The 22-year-old hit 15 homers with a 1.057 OPS in 37 games at Triple-A Gwinnett.

“All you heard about was can he lay off the right-handed slider, and I don’t think he’s swung at a pitch out of the zone yet,” Freeman said. “He’s seeing mistakes, he’s hitting them. He’s swinging at his pitches. It’s very tough to do when you first get called up. Most guys just want to swing, swing, swing. He’s working his counts and not missing. That’s what’s impressive.”

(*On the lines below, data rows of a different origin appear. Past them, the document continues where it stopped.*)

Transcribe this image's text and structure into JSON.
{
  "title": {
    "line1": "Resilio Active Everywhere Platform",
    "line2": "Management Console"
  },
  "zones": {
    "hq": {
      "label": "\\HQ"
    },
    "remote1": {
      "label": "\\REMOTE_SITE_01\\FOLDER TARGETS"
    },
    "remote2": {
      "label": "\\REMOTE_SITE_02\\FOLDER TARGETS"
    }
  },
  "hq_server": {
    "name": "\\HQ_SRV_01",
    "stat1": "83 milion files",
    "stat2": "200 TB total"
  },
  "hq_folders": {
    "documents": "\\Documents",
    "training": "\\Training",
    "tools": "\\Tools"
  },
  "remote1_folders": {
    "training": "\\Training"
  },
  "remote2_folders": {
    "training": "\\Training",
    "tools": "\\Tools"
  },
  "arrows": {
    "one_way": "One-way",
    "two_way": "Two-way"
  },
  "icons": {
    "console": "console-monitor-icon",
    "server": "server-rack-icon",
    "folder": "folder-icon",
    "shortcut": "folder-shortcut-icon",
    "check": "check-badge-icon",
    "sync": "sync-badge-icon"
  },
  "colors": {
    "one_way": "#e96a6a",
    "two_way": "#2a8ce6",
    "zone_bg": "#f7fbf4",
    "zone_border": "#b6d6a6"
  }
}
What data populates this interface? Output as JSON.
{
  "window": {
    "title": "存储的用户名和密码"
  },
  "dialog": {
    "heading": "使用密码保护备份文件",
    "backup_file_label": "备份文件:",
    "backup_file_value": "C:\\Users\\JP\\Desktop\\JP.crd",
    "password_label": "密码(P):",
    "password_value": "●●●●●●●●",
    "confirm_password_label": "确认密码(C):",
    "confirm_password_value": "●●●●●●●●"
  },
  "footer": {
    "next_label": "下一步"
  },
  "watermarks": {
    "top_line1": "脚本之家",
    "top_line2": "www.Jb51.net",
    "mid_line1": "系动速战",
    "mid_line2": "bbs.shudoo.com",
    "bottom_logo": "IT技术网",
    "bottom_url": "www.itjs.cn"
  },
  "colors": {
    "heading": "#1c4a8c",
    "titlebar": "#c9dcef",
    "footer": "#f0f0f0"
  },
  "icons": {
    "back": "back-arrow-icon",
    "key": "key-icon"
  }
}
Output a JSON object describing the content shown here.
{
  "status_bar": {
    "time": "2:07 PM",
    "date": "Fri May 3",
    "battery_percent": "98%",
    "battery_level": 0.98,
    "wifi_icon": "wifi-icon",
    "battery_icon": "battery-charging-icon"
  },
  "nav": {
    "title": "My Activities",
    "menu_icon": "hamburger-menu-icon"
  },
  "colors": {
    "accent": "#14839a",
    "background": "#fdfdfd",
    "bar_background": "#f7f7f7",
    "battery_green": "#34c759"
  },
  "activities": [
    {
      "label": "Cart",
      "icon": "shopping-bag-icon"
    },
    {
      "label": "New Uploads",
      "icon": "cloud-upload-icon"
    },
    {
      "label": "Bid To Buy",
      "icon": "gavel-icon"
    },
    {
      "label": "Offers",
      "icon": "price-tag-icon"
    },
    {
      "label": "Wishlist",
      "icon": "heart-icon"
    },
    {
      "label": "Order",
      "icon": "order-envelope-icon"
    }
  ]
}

With outfielder Ender Inciarte on the injured list, Riley’s playing time primarily will remain in left field. He’ll be able to spell Josh Donaldson and third and – if he does take a game off – Freeman at first. Riley’s versatility is invaluable and should keep him in the majors, even when his bat goes through a slump.

How he handles his struggles, whenever they come, will be intriguing. Riley has destroyed minor-league pitching for the majority of the season, and through a small two-game sample size, he hasn’t slowed in the majors.

But that won’t always be the case. Riley will have a regression to the mean, and Freeman is confident he’ll handle that inevitability well.

“It’s going to be very hard,” Freeman said. “No matter who you are, you’re going to go through your ups and downs. Once they get video on you, they’re going to try to go through those, and it’s up to us to make adjustments. I think Austin has that mentality, mindset; he’s very poised, very mature. I think he’s going to be just fine.”